Cars4Ukraine hat sogar ein eigenes Netzwerk von Agenten, die mit der Beschaffung von gebrauchten Pick-ups in ganz Europa beauftragt sind. Das britische Ende übernimmt Nika Ostratyuk, ein ukrainischer Filmproduzent. Sie verließ die Ukraine im März, als ihr Haus im Kiewer Vorort Irpin die Hauptlast des gescheiterten Angriffs Russlands auf die Hauptstadt erlitt.

„Wir scannen Websites wie Autotrader und wenn wir einen geeigneten Pick-up zum Verkauf sehen, versuchen wir sofort, mit dem Verkäufer in Kontakt zu treten – manchmal fahren wir 200 Meilen, um ein Auto zu besichtigen“, sagt Ostratyuk, die viele ihrer Fahrzeuge bezieht Wales und das ländliche Shropshire. „Einige von ihnen werden sehr rostig, weil das Wetter hier so nass ist, und der Preis steigt jetzt, weil sie in der Ukraine so gefragt sind.
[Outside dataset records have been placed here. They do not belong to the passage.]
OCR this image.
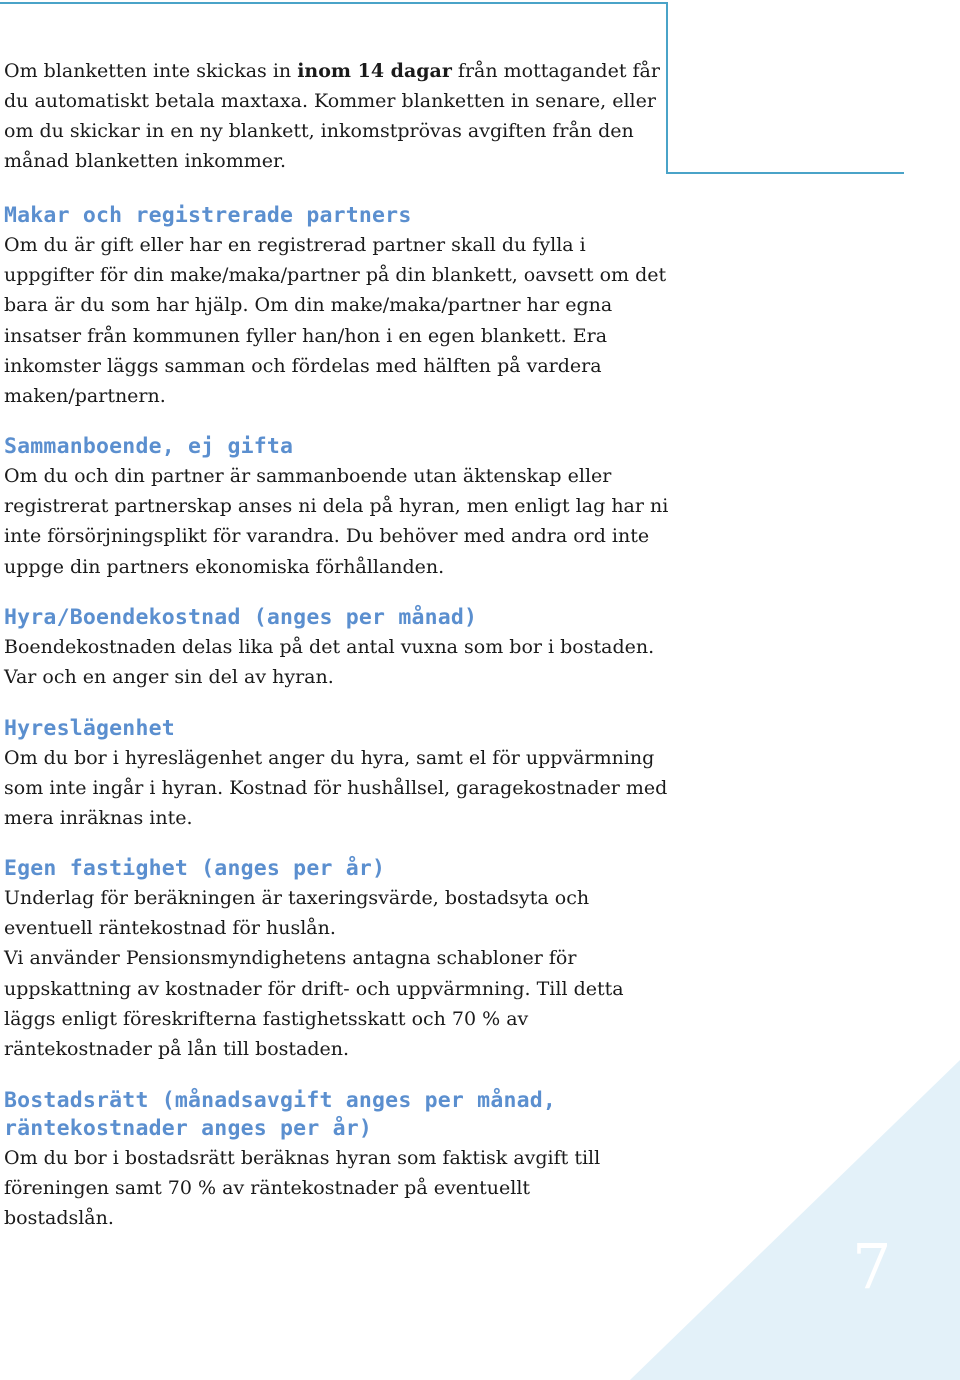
Om blanketten inte skickas in inom 14 dagar från mottagandet får du automatiskt betala maxtaxa. Kommer blanketten in senare, eller om du skickar in en ny blankett, inkomstprövas avgiften från den månad blanketten inkommer.

Makar och registrerade partners

Om du är gift eller har en registrerad partner skall du fylla i uppgifter för din make/maka/partner på din blankett, oavsett om det bara är du som har hjälp. Om din make/maka/partner har egna insatser från kommunen fyller han/hon i en egen blankett. Era inkomster läggs samman och fördelas med hälften på vardera maken/partnern.

Sammanboende, ej gifta

Om du och din partner är sammanboende utan äktenskap eller registrerat partnerskap anses ni dela på hyran, men enligt lag har ni inte försörjningsplikt för varandra. Du behöver med andra ord inte uppge din partners ekonomiska förhållanden.

Hyra/Boendekostnad (anges per månad)

Boendekostnaden delas lika på det antal vuxna som bor i bostaden. Var och en anger sin del av hyran.

Hyreslägenhet

Om du bor i hyreslägenhet anger du hyra, samt el för uppvärmning som inte ingår i hyran. Kostnad för hushållsel, garagekostnader med mera inräknas inte.

Egen fastighet (anges per år)

Underlag för beräkningen är taxeringsvärde, bostadsyta och eventuell räntekostnad för huslån.

Vi använder Pensionsmyndighetens antagna schabloner för uppskattning av kostnader för drift- och uppvärmning. Till detta läggs enligt föreskrifterna fastighetsskatt och 70 % av räntekostnader på lån till bostaden.

Bostadsrätt (månadsavgift anges per månad, räntekostnader anges per år)

Om du bor i bostadsrätt beräknas hyran som faktisk avgift till föreningen samt 70 % av räntekostnader på eventuellt bostadslån.

7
Aber die Bauern verkaufen normalerweise gerne, wenn wir ihnen sagen, warum wir sie wollen: halb- ein Dutzend Mal haben sie gesagt: ‚Okay, das ist ein Geschenk für dich‘ und es uns für nur 1 Pfund verkauft.“

Während der Erfolg des L200 auf dem Schlachtfeld wahrscheinlich nicht in den Verkaufskampagnen von Mitsubishi zu sehen sein wird, kann er von der Firma, die ihn früher als „alle Offroad-Arbeiten in seinem Schritt“ vermarktet hat, ruhig begrüßt werden. Erstmals 1978 produziert, war er zeitweise Großbritanniens meistverkaufter Pick-up-Truck.

Freddie sagt, dass einige von denen, die er gekauft hat, immer noch fahrbereit sind, obwohl sie 150.000 Meilen auf der Uhr haben. Wie bei jedem Gebrauchtwagen gilt jedoch immer: Vorsicht beim Käufer. „Zwei, die ich gekauft habe, haben sich bei der Inspektion als korrodierte Bremsleitungen herausgestellt“, sagt er. „Sie hätten ihren TÜV gar nicht erst bestehen sollen.“

Wer Fahrzeuge oder andere Ausrüstung an „Freddie“ spenden möchte, kann sich unter ukraine.equipment@gmail.com melden. Cars4Ukraine kann unter kontaktiert werden car4ukraine.com

Quelle: The Telegraph

Sophie Müller

Sophie Müller ist eine gebürtige Stuttgarterin und erfahrene Journalistin mit Schwerpunkt Wirtschaft. Sie absolvierte ihr Studium der Journalistik und Betriebswirtschaft an der Universität Stuttgart und hat seitdem für mehrere renommierte Medienhäuser gearbeitet. Sophie ist Mitglied in der Deutschen Fachjournalisten-Assoziation und wurde für ihre eingehende Recherche und klare Sprache mehrmals ausgezeichnet. Ihre Artikel decken ein breites Spektrum an Themen ab, von der lokalen Wirtschaftsentwicklung bis hin zu globalen Finanztrends. Wenn sie nicht gerade schreibt oder recherchiert, genießt Sophie die vielfältigen kulturellen Angebote Stuttgarts und ist eine begeisterte Wanderin im Schwäbischen Wald.